Jesus Cano a member of the elite Bethel family and served as an elder there was convicted of distributing nude pictures of him self trying to solicit anal sex from little boys.

Rick Mclean a former pioneer and Ministerial Servant is currently listed on the U.S. Marshalls’ most wanted list for assaulting numerous JW children in California. A civil lawsuit was filed on behalf of his victims for elders’ negligence in covering up the abuse.

Rex Peterson a long serving elder in Australia was arrested for molesting two little boys. Peterson was well known for providing herbal treatments for cancer in the JW’s.

Claude Martin an elder in Canada was arrested for molesting a ten year old girl while attending the door to door canvassing work of JW’s. He inserted his finger in her vagina while standing at the door of a home they were visiting.

Nestor Jesus Cabada at the threat of local elders in Utah, USA turned himself in for rape of a child, sodomy on a child and aggravated sex abuse of a child with regard to two little Jehovah’s Witness girls.

Enrique Bahena Robles an elder located in Cancun Mexico was charged with aggravated rape of a minor for his assault on a ten year old girl while participating in door to door canvassing work with her.

Most of these multiple offenders were serving in appointed capacity within their congregations in the USA, Australia, Canada and Mexico.

How many current Catholic reports of sexual abuse have been reported in the last thirty days? There are close to one billion Catholics worldwide but just under seven million Jehovah’s Witnesses. Based on those numbers does this appear to be a high amount of bizarre pedophile stories being reported to media from such a small religious group? …

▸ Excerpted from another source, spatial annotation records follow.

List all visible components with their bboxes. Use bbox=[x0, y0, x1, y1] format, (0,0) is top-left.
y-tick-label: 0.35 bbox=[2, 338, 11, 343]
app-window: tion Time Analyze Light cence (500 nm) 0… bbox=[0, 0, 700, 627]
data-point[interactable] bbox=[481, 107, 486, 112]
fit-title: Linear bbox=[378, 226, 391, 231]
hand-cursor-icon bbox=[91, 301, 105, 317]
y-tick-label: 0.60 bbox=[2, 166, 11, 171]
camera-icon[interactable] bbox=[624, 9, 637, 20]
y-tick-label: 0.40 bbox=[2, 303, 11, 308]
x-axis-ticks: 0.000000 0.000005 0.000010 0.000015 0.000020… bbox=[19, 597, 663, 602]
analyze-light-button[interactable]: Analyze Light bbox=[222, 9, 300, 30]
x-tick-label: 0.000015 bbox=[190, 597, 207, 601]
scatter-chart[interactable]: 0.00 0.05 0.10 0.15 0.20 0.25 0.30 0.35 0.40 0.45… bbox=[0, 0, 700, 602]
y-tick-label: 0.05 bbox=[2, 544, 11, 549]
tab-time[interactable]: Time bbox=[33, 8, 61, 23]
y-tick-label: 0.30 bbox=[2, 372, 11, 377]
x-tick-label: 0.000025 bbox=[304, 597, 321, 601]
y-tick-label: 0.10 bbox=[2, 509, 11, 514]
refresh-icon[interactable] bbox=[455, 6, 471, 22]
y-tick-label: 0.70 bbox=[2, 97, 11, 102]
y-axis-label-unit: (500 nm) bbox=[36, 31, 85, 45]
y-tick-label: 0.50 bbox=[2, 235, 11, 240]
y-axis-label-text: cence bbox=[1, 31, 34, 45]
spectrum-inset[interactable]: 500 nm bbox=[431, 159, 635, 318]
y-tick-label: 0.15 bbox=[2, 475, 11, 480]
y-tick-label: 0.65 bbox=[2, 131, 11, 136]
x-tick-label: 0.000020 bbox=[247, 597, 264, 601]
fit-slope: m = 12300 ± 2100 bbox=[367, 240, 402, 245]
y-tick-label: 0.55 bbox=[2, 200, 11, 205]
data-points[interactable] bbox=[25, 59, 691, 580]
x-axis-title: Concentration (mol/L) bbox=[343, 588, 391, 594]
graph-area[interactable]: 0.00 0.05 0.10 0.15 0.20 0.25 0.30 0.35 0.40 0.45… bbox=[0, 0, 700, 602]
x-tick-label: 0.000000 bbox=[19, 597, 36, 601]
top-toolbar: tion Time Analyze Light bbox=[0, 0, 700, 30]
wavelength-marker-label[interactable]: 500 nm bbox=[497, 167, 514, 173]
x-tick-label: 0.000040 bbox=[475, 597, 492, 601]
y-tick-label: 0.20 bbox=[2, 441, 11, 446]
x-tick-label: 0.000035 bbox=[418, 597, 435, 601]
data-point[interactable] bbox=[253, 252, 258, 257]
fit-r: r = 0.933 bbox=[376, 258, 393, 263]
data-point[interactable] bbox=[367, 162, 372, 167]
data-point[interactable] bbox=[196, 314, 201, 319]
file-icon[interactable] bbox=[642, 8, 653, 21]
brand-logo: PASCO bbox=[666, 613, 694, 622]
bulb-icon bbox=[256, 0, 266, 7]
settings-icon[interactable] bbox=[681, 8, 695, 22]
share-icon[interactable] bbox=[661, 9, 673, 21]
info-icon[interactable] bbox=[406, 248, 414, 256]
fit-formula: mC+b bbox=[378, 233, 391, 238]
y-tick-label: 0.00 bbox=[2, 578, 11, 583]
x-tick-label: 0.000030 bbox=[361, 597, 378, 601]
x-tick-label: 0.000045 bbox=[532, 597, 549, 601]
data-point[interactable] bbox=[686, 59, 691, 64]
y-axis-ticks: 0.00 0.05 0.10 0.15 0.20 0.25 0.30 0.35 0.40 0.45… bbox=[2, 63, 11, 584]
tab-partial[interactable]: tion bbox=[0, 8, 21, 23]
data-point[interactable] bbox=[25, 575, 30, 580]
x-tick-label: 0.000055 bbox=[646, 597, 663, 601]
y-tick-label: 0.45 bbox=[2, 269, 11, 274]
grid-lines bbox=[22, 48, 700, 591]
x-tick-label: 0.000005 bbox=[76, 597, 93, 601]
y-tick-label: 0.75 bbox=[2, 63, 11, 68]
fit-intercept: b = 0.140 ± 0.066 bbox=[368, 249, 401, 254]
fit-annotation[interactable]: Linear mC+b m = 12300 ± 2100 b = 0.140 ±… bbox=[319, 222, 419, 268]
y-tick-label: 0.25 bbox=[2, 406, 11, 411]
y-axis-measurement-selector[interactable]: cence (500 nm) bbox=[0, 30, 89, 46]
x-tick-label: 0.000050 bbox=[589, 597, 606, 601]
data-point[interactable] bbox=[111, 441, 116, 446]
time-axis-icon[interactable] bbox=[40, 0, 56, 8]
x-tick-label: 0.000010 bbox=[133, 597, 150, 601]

Jehovah’s Witnesses should have a moment of silence for the children their religion has hurt by policies they openly support. They should hang their collective heads in shame for their self-righteous denunciation of other religions on the epidemic problem areas they ignore within their own faith.

How ironic that the Watchtower Society’s protection of sexual predators, child abusers, and pedophiles is condemned in their own tract.